My 40s brought the sweet, chaotic mess of parenting: diaper blowouts, slip-n-slides, fishing poles and lines tangled in trees, and paddleboat rides full of utter joy.  There were golf cart rides with Paw Paw and fireworks at Nana’s every July 4th. There were stinky shoes thrown haphazardly near the shoe rack, not on it (naturally). And there were moments—sometimes loud, sometimes quiet—that became the core memories of this season.

I watched two of my kids walk into their first days of Kindergarten—my oldest started during my 30s, but the other two entered school in this past decade. I’ve seen two begin middle school, and watched my oldest not only survive those challenging years but make it through freshman year too. Now, my middle is gearing up for 8th grade, and come November, we’ll have a 16-year-old driver in the house.

This decade also brought transitions—selling our first home together and buying a second, just in time for a global pandemic to turn life upside down. (That’s a whole post of its own.)

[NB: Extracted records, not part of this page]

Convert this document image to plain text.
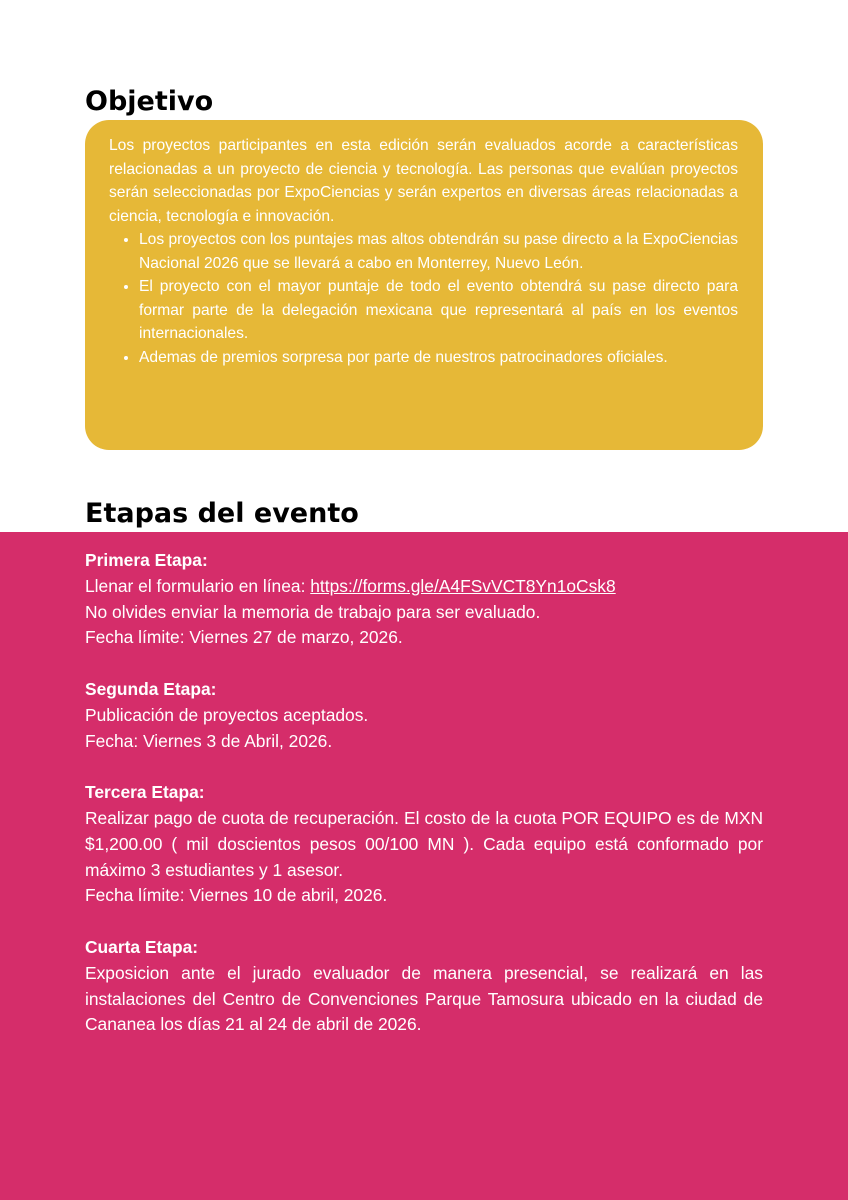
Objetivo

Los proyectos participantes en esta edición serán evaluados acorde a características relacionadas a un proyecto de ciencia y tecnología. Las personas que evalúan proyectos serán seleccionadas por ExpoCiencias y serán expertos en diversas áreas relacionadas a ciencia, tecnología e innovación.

• Los proyectos con los puntajes mas altos obtendrán su pase directo a la ExpoCiencias Nacional 2026 que se llevará a cabo en Monterrey, Nuevo León.
• El proyecto con el mayor puntaje de todo el evento obtendrá su pase directo para formar parte de la delegación mexicana que representará al país en los eventos internacionales.
• Ademas de premios sorpresa por parte de nuestros patrocinadores oficiales.
Etapas del evento
Primera Etapa:
Llenar el formulario en línea: https://forms.gle/A4FSvVCT8Yn1oCsk8
No olvides enviar la memoria de trabajo para ser evaluado.
Fecha límite: Viernes 27 de marzo, 2026.
Segunda Etapa:
Publicación de proyectos aceptados.
Fecha: Viernes 3 de Abril, 2026.
Tercera Etapa:
Realizar pago de cuota de recuperación. El costo de la cuota POR EQUIPO es de MXN $1,200.00 ( mil doscientos pesos 00/100 MN ). Cada equipo está conformado por máximo 3 estudiantes y 1 asesor.
Fecha límite: Viernes 10 de abril, 2026.
Cuarta Etapa:
Exposicion ante el jurado evaluador de manera presencial, se realizará en las instalaciones del Centro de Convenciones Parque Tamosura ubicado en la ciudad de Cananea los días 21 al 24 de abril de 2026.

There were also nights out with my girlfriends, loud and laughter-filled, and big, joy-filled moments of celebration—like my in-laws' 50th wedding anniversary, which we marked with a full-family trip to Mexico. I watched nieces graduate from both high school and college. I celebrated my brother’s marriage and welcomed the birth of my second nephew. I got to witness milestones unfold across generations, each one a reminder of just how much life can hold.

But it hasn’t all been joyful.

My 40s also introduced me to some of life’s harder truths: friends battling cancer. Personal surgeries. The emotional rollercoaster of parenting teenagers. Marital highs and lows. The slow, steady realization that not everything lasts—and not everything is meant to.

Sports became a lifestyle—weekends at the fields and evenings in the bleachers. There was high school cheer and competition cheer, baseball games that made me hold my breath, basketball buzzer-beaters, Tuesday night football, and softball tournaments in 100-degree heat. Each practice and game came with lessons in discipline, teamwork, resilience—and more stinky uniforms than I care to count.

As I stand a year out from a new decade, here’s what I know for sure:
- Time is the most valuable thing we have. It moves faster than I ever imagined, and no one is guaranteed more of it. So make the memory. Eat the Cake. Take the trip. Say the words.
-You can be thankful for what you have and still be hurting. Life doesn’t come in neat categories. Good things and hard things can happen at the same time.
- You never really figure it all out. And maybe that’s the point. Maybe life is meant to be lived in the figuring-it-out, in the trying again, in the showing up.
- Friendship changes—but the good ones stay. The ones who know your chaos, your heartbreaks, your jokes before you even say them out loud—they are gold.
- You’re stronger than you think. You can navigate change, raise tiny humans, have hard conversations, and start over—even when you don’t feel ready.
- Laughter really is the best medicine. Especially when you’re crying and laughing at the same time.

And above all, I am grateful.

Grateful for the chaos.
Grateful for the love.
Grateful for the growth.
Grateful for the learning.
Grateful for family.

So here I go—into 49.

A little wiser. A little more tired. A lot more grateful.
I don’t know what 50 will bring, but I’m walking toward it with open hands and a full heart.

If your 40s have taught you something you didn’t expect, I’d love to hear it.
Let’s learn from each other—because if this decade has shown me anything, it’s that none of us were meant to do this alone.